The production design is impeccable and the story first establishes life on a British farm where teenage Albert (a promising debut from Jeremy Irvine) bonds with a gallant horse named Joey purchased foolishly by his drunken father (Peter Mullan) for more money than his budget would allow and causing the horse to be eventually sold to the cavalry and conscripted into battle. .
The loss of Joey to the war causes young Albert to enlist in hopes of reuniting with the noble beast. We follow the plight of Joey as he takes on a perilous journey through the front lines of WWI. . There is a breath- taking battle scene where there is a British attack upon German lines across a sort of No Man’s Land — very similar to Kubrick’s classic tracking shot of French troops attacking the Krauts in Paths of Glory.
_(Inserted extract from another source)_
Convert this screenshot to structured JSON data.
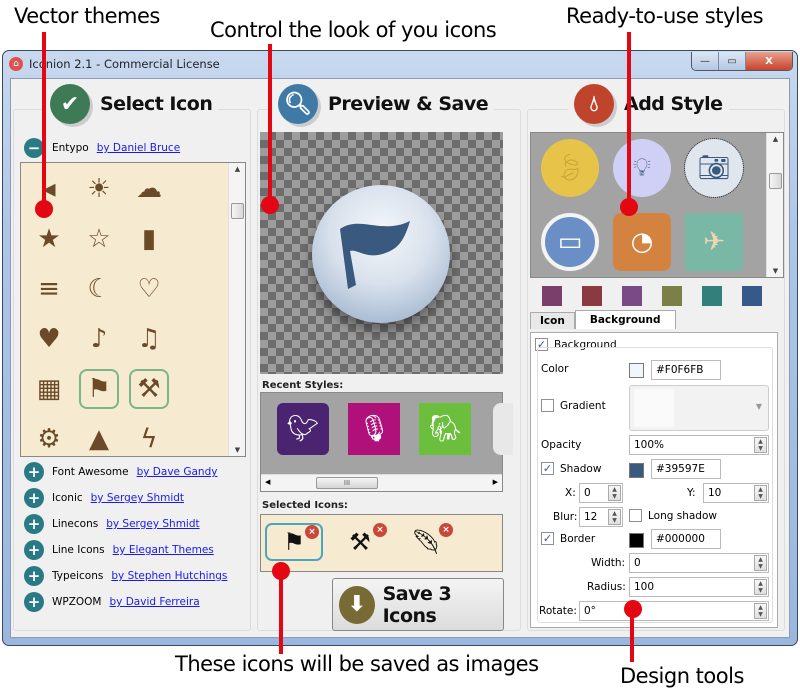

In homage to Renoir’s “Grand Illusion” soldiers from opposing forces have a polite and civil conversation when it comes to determining Joey’s fate as the poor animal gets itself caught up in barbed wire.
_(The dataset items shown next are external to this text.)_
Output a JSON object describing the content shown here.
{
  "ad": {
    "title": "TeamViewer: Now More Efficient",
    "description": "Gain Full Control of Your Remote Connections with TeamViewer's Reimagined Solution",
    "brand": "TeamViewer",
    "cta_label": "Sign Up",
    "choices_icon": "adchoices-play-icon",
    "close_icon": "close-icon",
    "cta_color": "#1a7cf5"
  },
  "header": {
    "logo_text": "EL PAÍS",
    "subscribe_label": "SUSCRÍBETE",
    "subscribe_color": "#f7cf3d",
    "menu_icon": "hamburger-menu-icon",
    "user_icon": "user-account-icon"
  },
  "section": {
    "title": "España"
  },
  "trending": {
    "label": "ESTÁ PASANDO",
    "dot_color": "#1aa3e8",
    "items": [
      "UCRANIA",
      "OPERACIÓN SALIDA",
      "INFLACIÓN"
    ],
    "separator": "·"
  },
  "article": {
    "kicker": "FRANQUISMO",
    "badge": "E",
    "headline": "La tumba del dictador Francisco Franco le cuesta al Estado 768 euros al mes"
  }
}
The cast is strong and includes Emily Watson, Benedict Cumberbatch, Neils Arestrup and Tom Hiddleston. The score from John Williams is emotionally poignant and in keeping with the Spielbergian tradition of reinforcing the theme of this historical epic. “War Horse” is an accomplished piece of cinema which falls short in narrative involvement and at 146 minutes could have been tighter. Nevertheless, it will emotionally move audiences and should hold its own all over the world giving DreamWorks something to celebrate in 2012.